One day we walked over to Periwinkle Park, which is a camp ground on the island that has a bird sanctuary in the middle of it. We were all excited to see the birds, but unfortunately, it was so cold they had to move the birds inside. Luckily, the woman who does the bird shows decided to show us some of the birds anyway. (Please note, we are all in our winter coats... it was pretty cold).

We also went to an outlet mall close to the Island and had a day to play while my Dad flew back to Indy for the day to work (crazy right?!?). Aiden followed Austin everywhere and just couldn't get enough of him!

We had never taken Aiden putt-putting before, but Dad and Barb knew of a place that we could go that had live alligators, and since this was one of the things we had talked to Aiden about before coming down, we knew we had to see them. And, the putt-putting was tons of fun!! Aiden had a blast!

Putt-putt is a lot harder when you're carrying a sleeping baby on your chest.
Out to dinner at a Jazz Club with the whole family. It was fun to get dressed up and do a little dancing. Aiden was in heaven and loved watching the band play with Granddad. There was even a trombone player who came down and played right in front of him very quietly while he sat on Granddad's lap. He was amazed, to say the least! Maddie had a good time, too, being held by Mimi and admired by other people dinning in the restaurant. Then she fell asleep in my arms and was content the rest of the evening. I love that she's still in that stage, where she can fall asleep and be content in my arms despite whatever else is going on. It's the most comforting feeling for me, and I can't even imagine what it feels like for her.

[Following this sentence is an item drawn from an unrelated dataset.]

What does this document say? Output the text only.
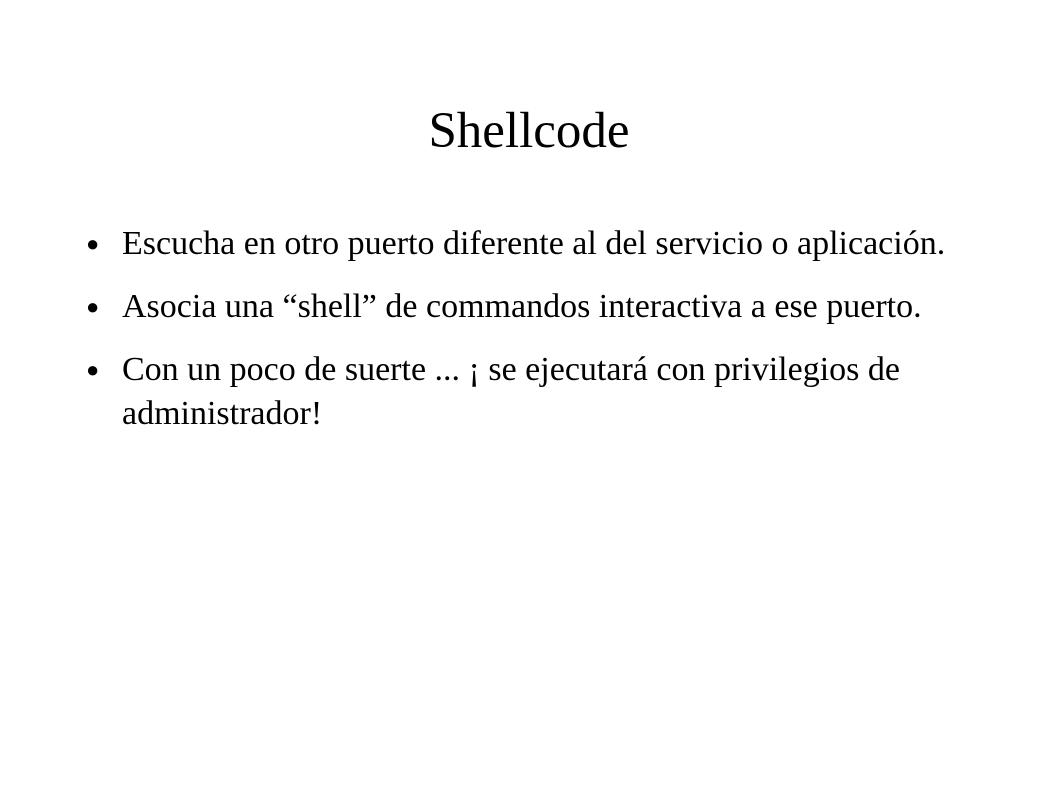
Shellcode
● Escucha en otro puerto diferente al del servicio o aplicación.
● Asocia una “shell” de commandos interactiva a ese puerto.
● Con un poco de suerte ... ¡ se ejecutará con privilegios de administrador!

Granddad and Aiden playing one of Aiden's favorite games after getting out of the tub, "Wanna 'mell 'em?!?" Granddad played along, however I'm not sure he had just gotten out of the tub!

On our last day there, we were scrambling to fit things in. There were so many things left and we wanted to make sure we squeezed them all in before leaving. So in the morning Aiden and Granddad went fishing, then we rode bikes to the beach, because you can't go to Florida without going to the beach, rode home and spent the rest of the night packing up to go home. Unfortunately, Mimi wasn't feeling so well and she spent the rest of the night in bed trying not to infect us all with her cold.

Unfortunately, the day after we got home, New Years Eve, Aiden, Maddie, and I were all sick.  We spent New Years Eve in the E.R. with both kids, since the doctor's office was closed for the next 2 days. Aiden ended up having a double ear infection and an Upper Respiratory Infection, Maddie an eye infection, and later developed into a pretty nasty Upper Respiratory Infection, and I got a little bit of everything. Grant worked New Years Eve and so our celebration of the New Year didn't happen until New Years Day. We didn't do much, but did have some yummy fondue!

This year has been so full of life and love. I have stretched myself further than I could have ever imagined, but what I am taking away from it, I will forever be grateful for. I can't wait to see all the things that these two little beings will show me, and how they will challenge me to Shine Bright in the next year. It was a great way to celebrate Christmas and the end of an amazing, challenging, fulfilling, year!